Für uns gab es aber eine Tageskarte. Dadurch mussten wir in einer Fotobox ein Bild von uns machen, da an den einzelnen Achterbahnen etc. eine Gesichtserkennung war, die dann wusste, dass wir Tageskarten besitzen. Der Park an sich war nicht wirklich riesig. Es gab mehrere Achterbahnen, ein Naruto Dorf, das Thomas Land und noch verschiedene, kleine Sachen für das jüngere Publikum. Ich würde sagen, der Park war kleiner als Belantis oder der Freizeitpark Plohn.

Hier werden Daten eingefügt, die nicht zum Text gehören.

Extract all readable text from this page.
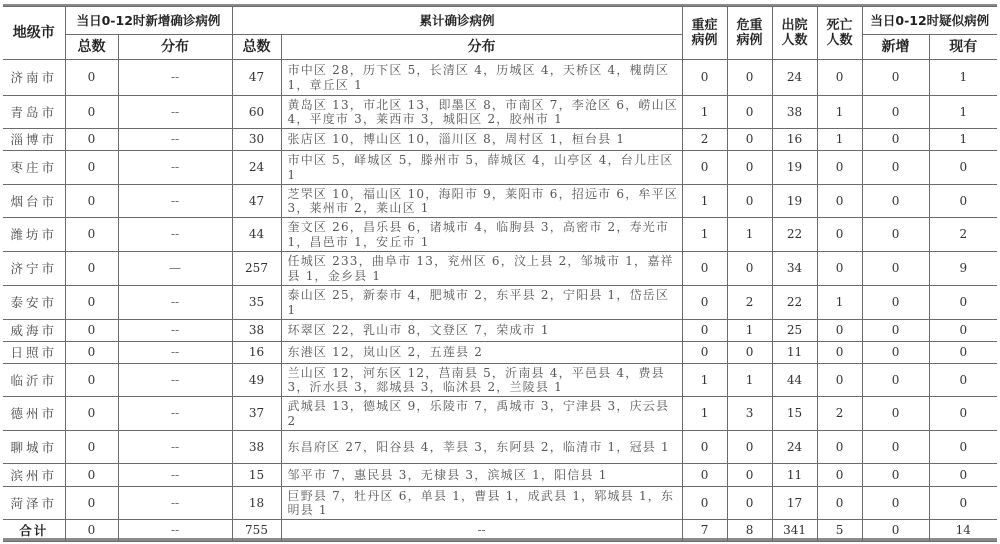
地级市	当日0-12时新增确诊病例		累计确诊病例		重症病例	危重病例	出院人数	死亡人数	当日0-12时疑似病例	
	总数	分布	总数	分布					新增	现有
济南市	0	--	47	市中区 28，历下区 5，长清区 4，历城区 4，天桥区 4，槐荫区 1，章丘区 1	0	0	24	0	0	1
青岛市	0	--	60	黄岛区 13，市北区 13，即墨区 8，市南区 7，李沧区 6，崂山区 4，平度市 3，莱西市 3，城阳区 2，胶州市 1	1	0	38	1	0	1
淄博市	0	--	30	张店区 10，博山区 10，淄川区 8，周村区 1，桓台县 1	2	0	16	1	0	1
枣庄市	0	--	24	市中区 5，峄城区 5，滕州市 5，薛城区 4，山亭区 4，台儿庄区 1	0	0	19	0	0	0
烟台市	0	--	47	芝罘区 10，福山区 10，海阳市 9，莱阳市 6，招远市 6，牟平区 3，莱州市 2，莱山区 1	1	0	19	0	0	0
潍坊市	0	--	44	奎文区 26，昌乐县 6，诸城市 4，临朐县 3，高密市 2，寿光市 1，昌邑市 1，安丘市 1	1	1	22	0	0	2
济宁市	0	—	257	任城区 233，曲阜市 13，兖州区 6，汶上县 2，邹城市 1，嘉祥县 1，金乡县 1	0	0	34	0	0	9
泰安市	0	--	35	泰山区 25，新泰市 4，肥城市 2，东平县 2，宁阳县 1，岱岳区 1	0	2	22	1	0	0
威海市	0	--	38	环翠区 22，乳山市 8，文登区 7，荣成市 1	0	1	25	0	0	0
日照市	0	--	16	东港区 12，岚山区 2，五莲县 2	0	0	11	0	0	0
临沂市	0	--	49	兰山区 12，河东区 12，莒南县 5，沂南县 4，平邑县 4，费县 3，沂水县 3，郯城县 3，临沭县 2，兰陵县 1	1	1	44	0	0	0
德州市	0	--	37	武城县 13，德城区 9，乐陵市 7，禹城市 3，宁津县 3，庆云县 2	1	3	15	2	0	0
聊城市	0	--	38	东昌府区 27，阳谷县 4，莘县 3，东阿县 2，临清市 1，冠县 1	0	0	24	0	0	0
滨州市	0	--	15	邹平市 7，惠民县 3，无棣县 3，滨城区 1，阳信县 1	0	0	11	0	0	0
菏泽市	0	--	18	巨野县 7，牡丹区 6，单县 1，曹县 1，成武县 1，郓城县 1，东明县 1	0	0	17	0	0	0
合计	0	--	755	--	7	8	341	5	0	14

Aber das tat nicht viel zur Sache, da sich hier ein paar weltberühmte Achterbahnen tummelten, welche zumindest unter den Fans sehr berüchtigt sind. Größe ist halt nicht immer alles. Für uns ging es natürlich direkt zum absoluten Highlight des Parks.
Die „Eejanaika“(jap. ええじゃないか) ist eine 4th-Dimension-Stahlachterbahndes Herstellers S&S Power, die am 19. Juli 2006 eröffnet wurde. Sie ist nach der X2 in SixFlags Magic Mountain, die bereits 2002 eröffnet wurde, die zweite 4th-Dimension-Achterbahn weltweit. Sie gilt als die schnellste, höchste und längste Achterbahn dieses Typs. Bei einem 4th-Dimension-Coaster sind die Sitze – ähnlich einem Wing Coaster– seitlich links und rechts der Laufwerke angeordnet und können vertikal definiert um 360° gedreht werden. Dies ist möglich durch den Einsatz von vier statt zwei Schienen: Das eine Schienenpaar dient als Laufschiene für den Zug, die anderen beiden Schienen dienen dazu, die Sitze rotieren zu lassen. Der unterschiedliche relative Abstand der Schienenpaare zueinander definiert die Position der Sitze, welche mittels Zahnräder und Zahnstangen verdreht werden. Laut dem Guinness-Buch der Rekorde ist „Eejanaika“ mit 14 Inversionen die Achterbahn mit den meisten Inversionen weltweit. Dies ist aber auf die Anzahl der Sitzrotationen zurückzuführen und nicht auf die Anzahl der Inversionen, die vom kompletten Zug durchfahren werden (Quelle). Ich kann die Fahrt gar nicht in Worte fassen. Allein dass man vor dem Start die Schuhe ausziehen muss, erzeugte direkt etwas Ehrfurcht. Die zwei Minuten Fahrzeit konnte mein Kopf kaum verarbeiten. Es ist verrückt, wie der Sitz einfach komplett andere Dinge zur Fahrtrichtung macht. Ich füge hier einfach mal ein Video ein. Es ist zwar schwer darzustellen, wie sich das anfühlt, aber für einen einfachen Eindruck ist das bestimmt ganz gut.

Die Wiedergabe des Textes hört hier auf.